Raphaëlle Bacqué : C’est un sujet passablement tabou en France et tous les médias, d’une certaine façon, n’abordent qu’avec réticence cette question, même lorsque cela a d’évidentes implications politiques. Ce que nous racontons, c’est qu’il y a eu effectivement des pressions très directes sur un hebdomadaire. Le fils aîné de Ségolène Royal, Thomas Hollande, puis son frère Gérard Royal, ancien agent des services secrets, sont directement intervenu auprès de la direction de ce magazine pour faire déplacer une journaliste.
monzul : Pour ma part, l’amateurisme de l’équipe de Mme Royal était flagrant par rapport à celle de l’UMP dans le reportage de M. Moati. Ce n’est qu’un reportage, mais les approximations de Mme Royal lors du débat et tout au long de sa campage l’ont prouvé. Qu’en pensez-vous ?
Raphaëlle Bacqué : C’est tout à fait vrai. Ségolène Royal avait pourtant compris beaucoup de choses sur l’évolution de la société, elle avait fait venir autour d’elle une armée de sociologues et de sondeurs qui l’ont sans cesse renseignée sur l’état de l’opinion. Mais elle n’avait pas une équipe expérimentée sur l’économie (notamment après le départ fracassant d’Eric Besson), et surtout sur la présidentielle. La désorganisation de l’équipe de campagne aura été un fait majeur. Interviews annulées, déplacements improvisés, des centaines de demandes de rendez-vous laissées en souffrance. Face à l’organisation implacable de l’UMP de Sarkozy, le contraste était saisissant.

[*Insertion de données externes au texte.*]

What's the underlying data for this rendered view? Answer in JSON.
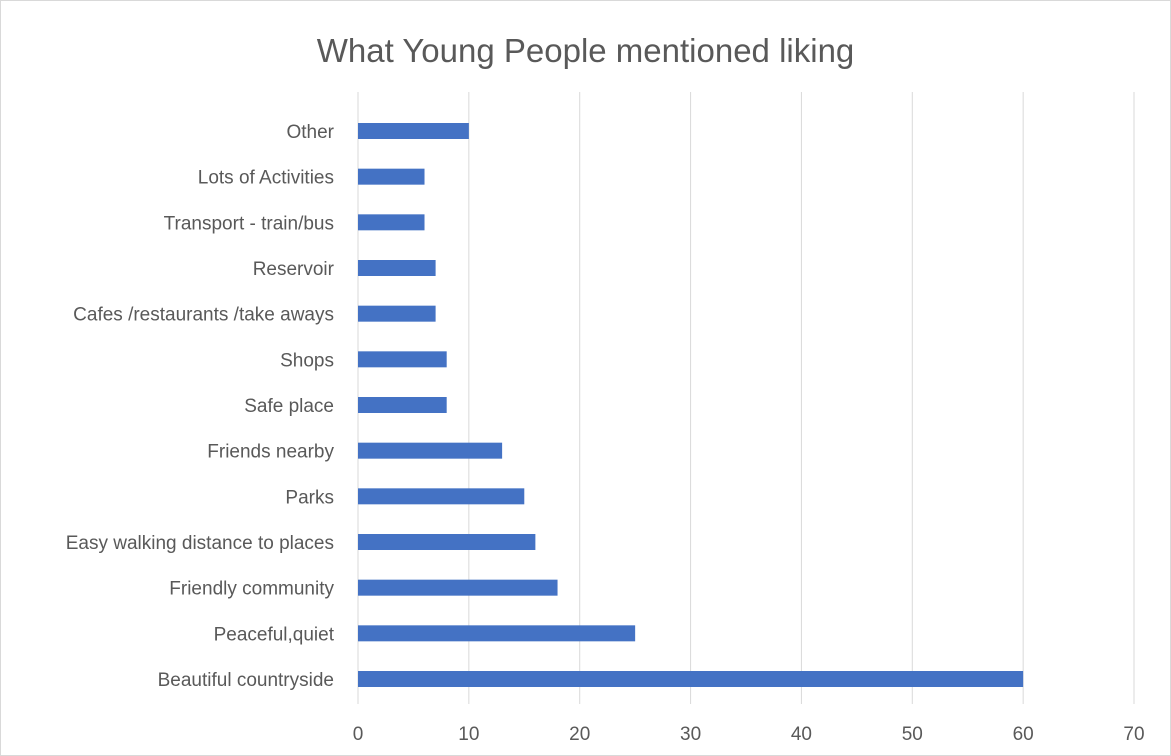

Julien_Paris : Mme Bacqué, Ségolène Royal a-t-elle prononcé le mot " défaite " depuis dimanche 20 heures ? Si la réponse est non, ne pensez-vous pas que les raisons de sa chute sont son incapacité à reconnaître ses faiblesses et encore plus ses échecs ?
luigi04 : Sa réaction après la défaite (aucune autocritique) et son attitude durant la campagne ne démontrent-elles pas chez Ségolène une incapacité à prendre en compte la réalité, ce qui la discrédite quant à un rôle de premier plan dans le futur ?

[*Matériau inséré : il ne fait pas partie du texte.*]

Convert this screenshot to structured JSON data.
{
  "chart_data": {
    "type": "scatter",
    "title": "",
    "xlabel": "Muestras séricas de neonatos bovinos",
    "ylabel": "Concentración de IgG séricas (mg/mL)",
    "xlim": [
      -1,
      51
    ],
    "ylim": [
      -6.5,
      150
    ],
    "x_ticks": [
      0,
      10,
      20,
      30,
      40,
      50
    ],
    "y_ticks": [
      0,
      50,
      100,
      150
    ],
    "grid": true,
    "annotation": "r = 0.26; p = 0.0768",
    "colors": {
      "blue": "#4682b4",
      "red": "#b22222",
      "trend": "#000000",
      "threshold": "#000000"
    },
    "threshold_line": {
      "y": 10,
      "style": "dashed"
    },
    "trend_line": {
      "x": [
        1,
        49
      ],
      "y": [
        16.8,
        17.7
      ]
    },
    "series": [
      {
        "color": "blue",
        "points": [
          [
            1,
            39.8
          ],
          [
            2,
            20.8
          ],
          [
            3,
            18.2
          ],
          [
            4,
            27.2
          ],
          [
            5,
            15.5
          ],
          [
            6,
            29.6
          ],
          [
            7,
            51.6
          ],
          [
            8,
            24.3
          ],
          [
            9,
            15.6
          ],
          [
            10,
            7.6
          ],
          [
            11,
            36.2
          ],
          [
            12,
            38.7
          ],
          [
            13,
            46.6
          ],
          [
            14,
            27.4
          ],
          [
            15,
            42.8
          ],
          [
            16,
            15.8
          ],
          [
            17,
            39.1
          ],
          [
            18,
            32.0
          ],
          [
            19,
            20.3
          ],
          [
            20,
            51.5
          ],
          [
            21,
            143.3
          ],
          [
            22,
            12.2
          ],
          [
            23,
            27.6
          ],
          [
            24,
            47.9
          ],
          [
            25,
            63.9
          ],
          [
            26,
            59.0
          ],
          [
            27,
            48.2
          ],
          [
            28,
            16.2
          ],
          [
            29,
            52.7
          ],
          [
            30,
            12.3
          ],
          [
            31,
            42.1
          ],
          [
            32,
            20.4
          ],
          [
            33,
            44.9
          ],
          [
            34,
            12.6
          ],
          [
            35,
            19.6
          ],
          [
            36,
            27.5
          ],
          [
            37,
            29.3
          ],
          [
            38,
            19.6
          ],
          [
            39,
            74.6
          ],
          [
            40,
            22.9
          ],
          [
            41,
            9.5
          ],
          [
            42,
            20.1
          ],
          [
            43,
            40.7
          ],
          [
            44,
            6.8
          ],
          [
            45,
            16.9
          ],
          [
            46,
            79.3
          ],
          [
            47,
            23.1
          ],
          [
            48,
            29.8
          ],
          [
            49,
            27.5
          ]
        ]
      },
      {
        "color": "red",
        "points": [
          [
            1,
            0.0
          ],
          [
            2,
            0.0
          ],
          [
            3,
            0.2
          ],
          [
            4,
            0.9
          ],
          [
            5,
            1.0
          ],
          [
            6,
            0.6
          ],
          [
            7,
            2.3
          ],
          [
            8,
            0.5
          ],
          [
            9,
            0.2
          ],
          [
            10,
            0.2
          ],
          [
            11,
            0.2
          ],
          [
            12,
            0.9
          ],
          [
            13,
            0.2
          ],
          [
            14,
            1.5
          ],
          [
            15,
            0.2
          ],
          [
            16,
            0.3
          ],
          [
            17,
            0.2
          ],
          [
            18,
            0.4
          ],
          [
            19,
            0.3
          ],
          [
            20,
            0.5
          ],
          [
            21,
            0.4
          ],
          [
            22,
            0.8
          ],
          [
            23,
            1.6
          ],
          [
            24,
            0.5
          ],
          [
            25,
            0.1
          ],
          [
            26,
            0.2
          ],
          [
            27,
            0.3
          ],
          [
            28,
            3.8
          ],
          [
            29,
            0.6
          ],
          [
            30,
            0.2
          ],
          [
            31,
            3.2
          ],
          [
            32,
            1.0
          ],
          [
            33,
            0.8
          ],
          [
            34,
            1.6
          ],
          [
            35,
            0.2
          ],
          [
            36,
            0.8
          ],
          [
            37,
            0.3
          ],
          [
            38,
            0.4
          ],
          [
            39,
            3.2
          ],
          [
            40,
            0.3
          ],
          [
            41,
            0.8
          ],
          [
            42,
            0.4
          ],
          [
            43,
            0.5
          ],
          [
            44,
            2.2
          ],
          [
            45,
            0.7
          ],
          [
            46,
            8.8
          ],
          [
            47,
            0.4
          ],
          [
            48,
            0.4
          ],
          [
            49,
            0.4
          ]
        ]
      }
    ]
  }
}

Raphaëlle Bacqué : Je crois qu’il s’agit là aussi d’une tactique. Le soir du second tour, cette façon un peu surréaliste de faire la "fête" de la défaite a d’une certaine façon tué dans l’œuf les critiques. Lors de la réunion des dirigeants du parti, mardi, cela a été la même chose. Il a fallu un bon moment de discussion pour savoir si on allait prononcer le mot de défaite. Mais sa façon toute personnelle de ne pas reconnaître les erreurs est aussi une façon efficace de se protéger psychologiquement. Sans doute, un peu plus tard, faudra-t-il qu’elle fasse la véritable analyse de ses propres erreurs. Si elle ne fait pas cette analyse, elle risque fort de ne pas être mieux préparée pour la suite.
mm : Vous dites : "elle a écarté tous les experts". Sur qui s’appuyait-elle donc ? Peut-on faire une campagne présidentielle sans experts ?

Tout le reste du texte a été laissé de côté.